What Is Conditional Sales Contract

A conditional sales contract is a legal agreement that outlines the terms and conditions of a sale. Also referred to as a “conditional sale agreement,” this type of contract is commonly used in the purchase of high-priced goods such as vehicles or real property.

In a conditional sales contract, the buyer takes ownership of the item being sold but does not have full title to it until all of the conditions stated in the contract are met. For instance, if a buyer purchases a car under a conditional sales contract, they are required to make payments according to the terms of the agreement. Once all the payments have been made, the buyer obtains full ownership of the vehicle.

Typically, the primary condition of a conditional sales contract is the payment of the purchase price. The agreement will specify the amount to be paid, as well as the frequency and method of payment. It may also include other conditions, such as the maintenance of the item being sold or the installation of certain features.
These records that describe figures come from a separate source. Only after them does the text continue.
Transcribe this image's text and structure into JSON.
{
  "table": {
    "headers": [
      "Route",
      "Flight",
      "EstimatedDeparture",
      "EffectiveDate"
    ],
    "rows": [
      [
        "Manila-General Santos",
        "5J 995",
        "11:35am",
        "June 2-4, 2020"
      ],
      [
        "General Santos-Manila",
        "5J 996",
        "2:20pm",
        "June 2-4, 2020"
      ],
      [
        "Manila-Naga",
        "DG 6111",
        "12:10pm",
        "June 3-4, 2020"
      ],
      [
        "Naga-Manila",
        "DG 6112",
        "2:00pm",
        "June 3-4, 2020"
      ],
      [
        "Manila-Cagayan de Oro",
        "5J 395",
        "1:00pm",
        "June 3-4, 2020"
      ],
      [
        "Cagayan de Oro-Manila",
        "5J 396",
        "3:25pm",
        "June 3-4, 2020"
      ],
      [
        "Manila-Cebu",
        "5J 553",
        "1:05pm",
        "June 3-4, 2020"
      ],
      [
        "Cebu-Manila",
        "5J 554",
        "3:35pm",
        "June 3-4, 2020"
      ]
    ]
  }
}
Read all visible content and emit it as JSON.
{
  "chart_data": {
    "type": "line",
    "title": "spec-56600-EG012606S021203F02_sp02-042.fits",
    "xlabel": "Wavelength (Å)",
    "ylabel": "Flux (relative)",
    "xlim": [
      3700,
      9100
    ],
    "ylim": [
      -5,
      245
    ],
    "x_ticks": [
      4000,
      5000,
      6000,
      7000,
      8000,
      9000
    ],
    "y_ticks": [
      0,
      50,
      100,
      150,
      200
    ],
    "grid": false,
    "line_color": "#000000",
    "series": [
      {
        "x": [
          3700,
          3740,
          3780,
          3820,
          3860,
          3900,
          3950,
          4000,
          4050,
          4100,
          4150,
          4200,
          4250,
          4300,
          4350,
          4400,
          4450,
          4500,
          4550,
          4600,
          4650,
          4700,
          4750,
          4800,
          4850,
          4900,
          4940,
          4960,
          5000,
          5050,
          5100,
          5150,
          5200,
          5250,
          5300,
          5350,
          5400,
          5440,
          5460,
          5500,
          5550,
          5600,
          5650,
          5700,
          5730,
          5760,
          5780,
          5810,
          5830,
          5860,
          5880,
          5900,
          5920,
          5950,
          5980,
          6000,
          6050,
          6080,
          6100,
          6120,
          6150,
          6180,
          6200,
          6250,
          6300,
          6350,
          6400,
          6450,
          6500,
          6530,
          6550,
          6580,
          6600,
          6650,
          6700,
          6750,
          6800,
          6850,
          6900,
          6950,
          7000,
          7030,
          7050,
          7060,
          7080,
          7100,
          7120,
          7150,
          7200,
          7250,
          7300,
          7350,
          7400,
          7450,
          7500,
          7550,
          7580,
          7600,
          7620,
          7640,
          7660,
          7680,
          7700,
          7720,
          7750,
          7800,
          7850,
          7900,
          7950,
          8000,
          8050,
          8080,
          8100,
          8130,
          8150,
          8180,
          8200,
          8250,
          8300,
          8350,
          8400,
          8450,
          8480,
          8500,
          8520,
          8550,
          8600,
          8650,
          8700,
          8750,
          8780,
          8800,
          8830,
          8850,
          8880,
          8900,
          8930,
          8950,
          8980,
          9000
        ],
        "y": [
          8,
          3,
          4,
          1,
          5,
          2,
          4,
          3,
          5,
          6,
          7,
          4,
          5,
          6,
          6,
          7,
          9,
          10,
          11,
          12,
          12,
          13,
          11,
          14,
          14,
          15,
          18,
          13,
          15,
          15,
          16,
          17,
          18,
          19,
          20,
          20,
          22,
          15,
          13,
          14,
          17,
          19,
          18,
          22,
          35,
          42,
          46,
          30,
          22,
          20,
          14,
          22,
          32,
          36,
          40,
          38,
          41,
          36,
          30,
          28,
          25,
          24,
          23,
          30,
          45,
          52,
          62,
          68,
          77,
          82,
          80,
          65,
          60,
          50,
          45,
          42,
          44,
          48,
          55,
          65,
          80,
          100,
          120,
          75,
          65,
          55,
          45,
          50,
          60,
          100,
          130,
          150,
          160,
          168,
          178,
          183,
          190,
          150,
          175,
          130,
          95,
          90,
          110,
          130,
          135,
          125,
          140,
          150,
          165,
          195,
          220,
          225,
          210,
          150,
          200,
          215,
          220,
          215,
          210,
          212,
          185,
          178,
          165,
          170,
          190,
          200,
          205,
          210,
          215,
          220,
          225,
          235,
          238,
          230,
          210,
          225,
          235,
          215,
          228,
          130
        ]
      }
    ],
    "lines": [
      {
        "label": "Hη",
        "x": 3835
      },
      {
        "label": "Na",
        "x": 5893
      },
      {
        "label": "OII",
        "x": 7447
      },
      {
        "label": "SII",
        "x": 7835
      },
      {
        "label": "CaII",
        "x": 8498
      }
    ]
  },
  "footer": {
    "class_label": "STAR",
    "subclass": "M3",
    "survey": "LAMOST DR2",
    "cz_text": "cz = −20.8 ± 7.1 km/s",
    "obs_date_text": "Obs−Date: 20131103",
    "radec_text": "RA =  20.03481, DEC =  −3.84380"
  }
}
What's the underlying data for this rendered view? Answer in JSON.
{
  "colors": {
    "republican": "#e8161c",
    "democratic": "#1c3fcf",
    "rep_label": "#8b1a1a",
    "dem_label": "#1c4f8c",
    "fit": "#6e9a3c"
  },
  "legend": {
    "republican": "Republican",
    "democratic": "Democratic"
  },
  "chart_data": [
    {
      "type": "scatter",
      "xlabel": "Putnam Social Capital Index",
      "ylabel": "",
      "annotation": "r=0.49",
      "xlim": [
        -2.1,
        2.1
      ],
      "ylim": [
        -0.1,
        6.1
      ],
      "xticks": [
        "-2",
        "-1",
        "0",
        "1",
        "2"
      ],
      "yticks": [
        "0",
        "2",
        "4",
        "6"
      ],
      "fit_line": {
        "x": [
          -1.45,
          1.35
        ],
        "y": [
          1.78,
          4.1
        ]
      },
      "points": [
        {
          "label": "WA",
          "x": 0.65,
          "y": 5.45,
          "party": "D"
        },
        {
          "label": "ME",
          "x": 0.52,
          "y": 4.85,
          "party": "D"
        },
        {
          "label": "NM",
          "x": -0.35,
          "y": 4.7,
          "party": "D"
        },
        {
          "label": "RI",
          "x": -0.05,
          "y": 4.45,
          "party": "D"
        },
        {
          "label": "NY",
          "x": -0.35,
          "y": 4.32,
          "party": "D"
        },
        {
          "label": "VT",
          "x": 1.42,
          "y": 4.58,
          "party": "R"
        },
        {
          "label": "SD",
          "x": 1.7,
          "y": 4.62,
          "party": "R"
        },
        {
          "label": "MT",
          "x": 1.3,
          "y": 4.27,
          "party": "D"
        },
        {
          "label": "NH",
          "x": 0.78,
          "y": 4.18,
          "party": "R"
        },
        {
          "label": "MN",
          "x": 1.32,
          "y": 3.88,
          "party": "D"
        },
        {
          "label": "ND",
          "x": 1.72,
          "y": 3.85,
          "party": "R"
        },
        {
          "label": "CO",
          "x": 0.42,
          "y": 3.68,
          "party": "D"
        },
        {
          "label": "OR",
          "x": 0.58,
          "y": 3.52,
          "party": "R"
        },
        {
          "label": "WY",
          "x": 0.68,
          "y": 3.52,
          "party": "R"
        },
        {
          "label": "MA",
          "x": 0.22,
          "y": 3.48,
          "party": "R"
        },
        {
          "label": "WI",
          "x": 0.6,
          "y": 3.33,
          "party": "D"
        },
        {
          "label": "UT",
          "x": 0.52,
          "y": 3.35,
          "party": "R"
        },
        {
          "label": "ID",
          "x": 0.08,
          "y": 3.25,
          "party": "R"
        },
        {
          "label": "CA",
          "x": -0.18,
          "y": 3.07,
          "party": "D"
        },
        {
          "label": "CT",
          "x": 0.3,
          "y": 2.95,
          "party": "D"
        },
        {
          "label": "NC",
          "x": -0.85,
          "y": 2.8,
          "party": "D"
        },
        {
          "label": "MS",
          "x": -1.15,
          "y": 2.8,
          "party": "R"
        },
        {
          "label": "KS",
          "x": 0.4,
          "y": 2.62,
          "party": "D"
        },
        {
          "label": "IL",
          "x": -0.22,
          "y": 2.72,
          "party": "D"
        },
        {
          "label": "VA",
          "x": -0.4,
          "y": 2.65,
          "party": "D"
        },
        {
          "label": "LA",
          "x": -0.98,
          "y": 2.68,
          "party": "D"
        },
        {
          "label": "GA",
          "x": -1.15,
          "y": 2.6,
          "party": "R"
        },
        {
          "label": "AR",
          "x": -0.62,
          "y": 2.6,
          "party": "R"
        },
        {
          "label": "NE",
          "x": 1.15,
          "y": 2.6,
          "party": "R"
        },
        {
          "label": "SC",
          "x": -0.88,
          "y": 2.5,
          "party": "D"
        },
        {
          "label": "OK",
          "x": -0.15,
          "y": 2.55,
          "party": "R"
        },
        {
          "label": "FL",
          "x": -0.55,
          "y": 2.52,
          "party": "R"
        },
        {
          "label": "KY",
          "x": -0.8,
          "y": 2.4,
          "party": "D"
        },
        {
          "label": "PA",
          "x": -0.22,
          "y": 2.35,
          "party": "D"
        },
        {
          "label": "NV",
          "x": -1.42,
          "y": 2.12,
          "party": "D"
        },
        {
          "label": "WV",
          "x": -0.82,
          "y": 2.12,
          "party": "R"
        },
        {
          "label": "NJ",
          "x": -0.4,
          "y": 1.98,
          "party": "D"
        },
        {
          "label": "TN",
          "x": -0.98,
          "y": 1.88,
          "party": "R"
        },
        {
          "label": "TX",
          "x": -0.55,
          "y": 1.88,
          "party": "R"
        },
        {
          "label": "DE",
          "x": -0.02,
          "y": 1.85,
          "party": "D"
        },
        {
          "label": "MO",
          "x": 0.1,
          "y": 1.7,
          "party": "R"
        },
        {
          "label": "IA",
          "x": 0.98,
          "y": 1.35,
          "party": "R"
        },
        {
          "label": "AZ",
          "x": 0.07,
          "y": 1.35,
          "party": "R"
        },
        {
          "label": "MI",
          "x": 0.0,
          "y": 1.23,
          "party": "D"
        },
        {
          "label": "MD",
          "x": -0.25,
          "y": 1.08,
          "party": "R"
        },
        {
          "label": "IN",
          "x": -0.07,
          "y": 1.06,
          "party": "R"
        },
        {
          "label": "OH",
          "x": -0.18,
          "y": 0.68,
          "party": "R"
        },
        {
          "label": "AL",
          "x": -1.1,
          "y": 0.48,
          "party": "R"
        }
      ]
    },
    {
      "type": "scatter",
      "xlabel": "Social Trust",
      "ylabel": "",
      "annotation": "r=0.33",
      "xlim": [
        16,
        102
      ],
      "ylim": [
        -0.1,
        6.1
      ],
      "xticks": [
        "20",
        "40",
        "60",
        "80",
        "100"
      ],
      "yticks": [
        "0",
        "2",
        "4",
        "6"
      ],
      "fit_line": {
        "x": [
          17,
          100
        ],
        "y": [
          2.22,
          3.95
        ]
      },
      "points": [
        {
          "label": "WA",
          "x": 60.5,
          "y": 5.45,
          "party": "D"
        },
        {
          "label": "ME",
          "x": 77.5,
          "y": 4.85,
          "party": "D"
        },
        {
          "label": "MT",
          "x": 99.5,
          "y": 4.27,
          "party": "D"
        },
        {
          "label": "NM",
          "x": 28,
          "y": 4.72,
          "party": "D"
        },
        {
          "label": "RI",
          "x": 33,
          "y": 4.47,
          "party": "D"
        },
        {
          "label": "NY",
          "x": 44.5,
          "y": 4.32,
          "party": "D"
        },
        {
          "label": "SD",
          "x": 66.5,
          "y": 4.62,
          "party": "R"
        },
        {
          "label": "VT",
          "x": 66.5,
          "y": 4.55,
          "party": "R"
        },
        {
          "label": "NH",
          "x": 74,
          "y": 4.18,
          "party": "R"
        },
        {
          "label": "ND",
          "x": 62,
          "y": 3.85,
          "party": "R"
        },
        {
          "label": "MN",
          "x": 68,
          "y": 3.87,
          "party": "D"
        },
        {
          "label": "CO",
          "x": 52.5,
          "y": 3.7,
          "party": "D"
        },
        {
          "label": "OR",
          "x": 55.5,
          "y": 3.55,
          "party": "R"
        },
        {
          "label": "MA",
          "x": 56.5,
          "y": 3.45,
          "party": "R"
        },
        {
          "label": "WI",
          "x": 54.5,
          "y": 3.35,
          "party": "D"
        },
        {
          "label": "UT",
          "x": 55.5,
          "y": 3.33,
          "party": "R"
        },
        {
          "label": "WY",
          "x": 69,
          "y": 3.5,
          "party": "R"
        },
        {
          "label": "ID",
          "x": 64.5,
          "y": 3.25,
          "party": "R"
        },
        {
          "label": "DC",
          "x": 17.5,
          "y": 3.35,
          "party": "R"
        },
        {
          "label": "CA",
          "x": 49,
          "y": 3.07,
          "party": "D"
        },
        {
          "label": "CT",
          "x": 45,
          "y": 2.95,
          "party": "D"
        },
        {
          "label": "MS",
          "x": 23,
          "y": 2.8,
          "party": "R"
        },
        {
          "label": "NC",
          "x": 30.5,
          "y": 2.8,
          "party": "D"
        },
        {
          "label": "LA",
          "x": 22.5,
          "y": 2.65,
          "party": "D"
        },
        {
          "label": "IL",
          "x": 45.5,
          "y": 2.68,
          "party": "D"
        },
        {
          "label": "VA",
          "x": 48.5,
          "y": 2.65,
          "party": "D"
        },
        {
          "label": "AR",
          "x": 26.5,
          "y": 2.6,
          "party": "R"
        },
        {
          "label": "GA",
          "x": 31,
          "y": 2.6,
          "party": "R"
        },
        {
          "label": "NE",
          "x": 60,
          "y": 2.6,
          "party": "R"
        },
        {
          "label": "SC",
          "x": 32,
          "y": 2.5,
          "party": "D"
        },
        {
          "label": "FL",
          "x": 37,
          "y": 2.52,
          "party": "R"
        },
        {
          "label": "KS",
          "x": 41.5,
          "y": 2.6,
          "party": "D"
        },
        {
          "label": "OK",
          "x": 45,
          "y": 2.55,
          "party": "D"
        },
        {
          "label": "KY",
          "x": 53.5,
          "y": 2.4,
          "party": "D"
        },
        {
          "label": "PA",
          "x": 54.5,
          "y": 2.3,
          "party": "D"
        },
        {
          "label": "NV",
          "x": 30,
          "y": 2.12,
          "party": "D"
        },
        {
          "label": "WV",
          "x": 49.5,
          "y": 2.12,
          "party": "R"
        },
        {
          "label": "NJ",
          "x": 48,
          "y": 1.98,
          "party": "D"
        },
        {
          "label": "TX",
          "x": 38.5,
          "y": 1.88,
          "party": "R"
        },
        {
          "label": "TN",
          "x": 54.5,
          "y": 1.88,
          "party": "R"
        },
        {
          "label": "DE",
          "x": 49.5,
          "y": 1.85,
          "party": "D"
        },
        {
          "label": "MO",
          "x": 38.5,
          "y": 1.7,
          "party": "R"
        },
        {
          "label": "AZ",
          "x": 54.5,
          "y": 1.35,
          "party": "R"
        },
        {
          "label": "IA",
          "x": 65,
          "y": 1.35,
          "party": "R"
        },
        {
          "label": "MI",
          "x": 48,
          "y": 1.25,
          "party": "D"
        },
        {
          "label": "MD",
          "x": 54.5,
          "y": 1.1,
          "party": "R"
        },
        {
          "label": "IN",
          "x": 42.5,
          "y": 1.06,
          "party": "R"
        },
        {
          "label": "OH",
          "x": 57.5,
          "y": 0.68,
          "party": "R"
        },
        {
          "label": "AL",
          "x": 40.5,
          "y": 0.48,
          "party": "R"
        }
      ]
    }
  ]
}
The advantage of a conditional sales contract for the seller is that it provides them with some assurance that they will receive payment for the item being sold. If the buyer fails to meet the conditions outlined in the agreement, the seller may have the right to repossess the item. On the other hand, the buyer benefits from being able to obtain ownership of the item while making payments over time.

If you are considering entering into a conditional sales contract, it is important to carefully review and understand all of the terms and conditions before signing. Seek the guidance of an experienced attorney if needed. With proper planning and management, a conditional sales contract can be an advantageous way of purchasing a high-priced item while minimizing financial risk.